Mais plus encore aujourd’hui nous menons une politique d’insertion professionnelle. Nous avons à cœur d’embaucher à l’instant T des personnes en situation de recherche d’emploi. Ça a été le cas pour l’embauche de la billetterie le weekend dernier où j’ai donné à un nombre de personnes en réel besoin un emploi. Cela se fait via des agences d’intérim spécialisées (exemple : isérim) qui embauchent des gens qui ont vraiment besoin de se remettre dans un contexte de travail d’entreprise et de pouvoir coucher sur leur CV une expérience un peu unique.
Second point, dans mes contrats avec mes fournisseurs, je place une clause d’insertion, c’est-à-dire qu’ils doivent faire la même chose que moi et au moment où ils doivent embaucher, ils s’occupent de prendre en charge les personnes qui en ont besoin.

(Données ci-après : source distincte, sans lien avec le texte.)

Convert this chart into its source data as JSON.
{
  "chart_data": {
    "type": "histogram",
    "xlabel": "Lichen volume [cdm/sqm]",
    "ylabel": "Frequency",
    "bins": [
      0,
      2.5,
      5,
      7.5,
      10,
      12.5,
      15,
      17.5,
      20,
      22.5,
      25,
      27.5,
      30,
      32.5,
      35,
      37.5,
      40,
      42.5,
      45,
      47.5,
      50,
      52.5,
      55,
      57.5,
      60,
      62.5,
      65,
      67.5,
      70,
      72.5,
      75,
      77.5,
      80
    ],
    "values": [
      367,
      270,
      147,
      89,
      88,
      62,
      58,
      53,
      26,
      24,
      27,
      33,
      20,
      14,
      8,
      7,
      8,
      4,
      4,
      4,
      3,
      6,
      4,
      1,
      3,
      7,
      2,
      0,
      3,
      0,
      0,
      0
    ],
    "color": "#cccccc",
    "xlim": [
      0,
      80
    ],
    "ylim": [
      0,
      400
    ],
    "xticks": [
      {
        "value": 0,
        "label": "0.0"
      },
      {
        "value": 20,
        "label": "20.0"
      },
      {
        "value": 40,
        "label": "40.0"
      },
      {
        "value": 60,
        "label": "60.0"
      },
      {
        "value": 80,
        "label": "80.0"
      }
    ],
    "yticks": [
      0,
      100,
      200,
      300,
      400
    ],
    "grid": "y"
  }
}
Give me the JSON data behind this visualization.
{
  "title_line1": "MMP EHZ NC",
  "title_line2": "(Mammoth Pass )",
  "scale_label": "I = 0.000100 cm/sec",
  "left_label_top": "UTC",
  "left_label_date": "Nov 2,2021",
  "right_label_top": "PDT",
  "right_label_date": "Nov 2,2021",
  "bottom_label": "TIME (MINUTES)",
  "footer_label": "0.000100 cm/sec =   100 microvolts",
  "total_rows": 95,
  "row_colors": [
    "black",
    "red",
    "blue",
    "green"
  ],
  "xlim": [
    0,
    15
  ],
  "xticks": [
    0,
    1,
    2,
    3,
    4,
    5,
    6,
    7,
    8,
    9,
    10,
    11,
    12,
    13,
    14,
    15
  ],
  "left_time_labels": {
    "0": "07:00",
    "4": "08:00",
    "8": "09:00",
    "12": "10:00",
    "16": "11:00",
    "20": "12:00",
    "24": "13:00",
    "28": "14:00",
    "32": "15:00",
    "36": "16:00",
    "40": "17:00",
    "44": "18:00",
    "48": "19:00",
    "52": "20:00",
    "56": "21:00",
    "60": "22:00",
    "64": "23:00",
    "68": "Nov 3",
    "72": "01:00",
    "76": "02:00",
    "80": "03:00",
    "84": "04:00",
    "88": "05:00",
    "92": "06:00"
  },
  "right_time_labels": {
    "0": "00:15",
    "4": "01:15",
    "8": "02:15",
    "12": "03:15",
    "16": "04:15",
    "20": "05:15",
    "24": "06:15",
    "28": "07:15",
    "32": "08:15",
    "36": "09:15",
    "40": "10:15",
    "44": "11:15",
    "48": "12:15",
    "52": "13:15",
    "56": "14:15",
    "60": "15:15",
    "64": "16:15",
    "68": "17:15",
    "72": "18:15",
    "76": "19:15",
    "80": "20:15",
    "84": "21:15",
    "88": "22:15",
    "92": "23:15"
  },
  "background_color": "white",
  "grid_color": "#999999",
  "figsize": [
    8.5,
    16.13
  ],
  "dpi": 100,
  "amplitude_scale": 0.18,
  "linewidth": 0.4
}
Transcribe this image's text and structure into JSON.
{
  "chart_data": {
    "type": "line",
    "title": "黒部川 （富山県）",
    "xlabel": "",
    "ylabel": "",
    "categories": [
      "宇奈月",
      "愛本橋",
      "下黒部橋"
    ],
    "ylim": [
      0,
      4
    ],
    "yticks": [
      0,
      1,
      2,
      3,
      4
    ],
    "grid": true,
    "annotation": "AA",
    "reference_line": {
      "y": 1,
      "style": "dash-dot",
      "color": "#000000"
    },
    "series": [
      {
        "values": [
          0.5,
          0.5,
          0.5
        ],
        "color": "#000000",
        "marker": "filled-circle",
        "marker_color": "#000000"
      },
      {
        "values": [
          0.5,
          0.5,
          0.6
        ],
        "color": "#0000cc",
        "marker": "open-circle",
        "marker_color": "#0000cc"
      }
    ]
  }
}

Et je ne m’en tiens pas là, j’accompagne des jeunes de l’école de la 2ème chance : nous avons fait une campagne marketing la semaine dernière pour le lancement de la billetterie et ils ont travaillé 15 jours dans l’argument marketing et ont réalisé un flyer, puis sont allés à la rencontre d’une cible particulière. Cela a bien évidement pour objectif de valoriser l’ouverture la billetterie, mais aussi leur faire travailler l’argumentaire et apprendre à se présenter car ils veulent tous travailler dans l’accueil, le commerce, etc. Je permets aussi aux apprentis d’Auteuil de faire leur stage d’hôtellerie lors de la folle journée dans le Novotel qui jouxte avec la cité.
La société fait aussi partie de l’association FACE [NDLR : Fondation Agir Contre l’Exclusion] qui aide non pas des personnes en situation de précarité, mais des habitants de Nantes et lutte contre l’exclusion. Avec ces habitants de Nantes a été créé le journal Koncerto qui permet de faire circuler l’information là ou elle n’irait pas lors de la folle journée.
La démocratisation telle que je la vois c’est cela : c’est aller à la rencontre du public, lui confier quelque chose, pas des places gratuites, rien n’est gratuit, mais par contre les leur donner à tarif préférentiel en fonction de leur situation.
C’est quoi pour vous la musique classique ? Et depuis quand vous y intéressez-vous ?
Pour moi, c’est déjà un registre qui nous permet de partager des émotions, de nous cultiver, nous évader… C’est un lien inouï entre ce qui n’est pas concret, c’est ce qui permet de nourrir son intellect, contrairement à la lecture, on ne la comprend pas, on la vit de l’intérieur. Mais c’est la musique en général, j’aime aussi Dépêche Mode, U2, Les Cure… Mais pour moi, cette musique constitue une étape de mon existence. Vous voyez, j’aime bien écouter un tango pour peu qu’il soit bien interprété et qu’il me crée des émotions. Mais la musique classique dite classique, c’est une musique d’évasion mais qui aussi a un passé d’enfant. J’ai grandi dans une famille où la pratique en amateur était très développée, mais je n’ai jamais pu y participer ! Je me rattrape en quelque sorte, en écoutant un peu et en partagent beaucoup.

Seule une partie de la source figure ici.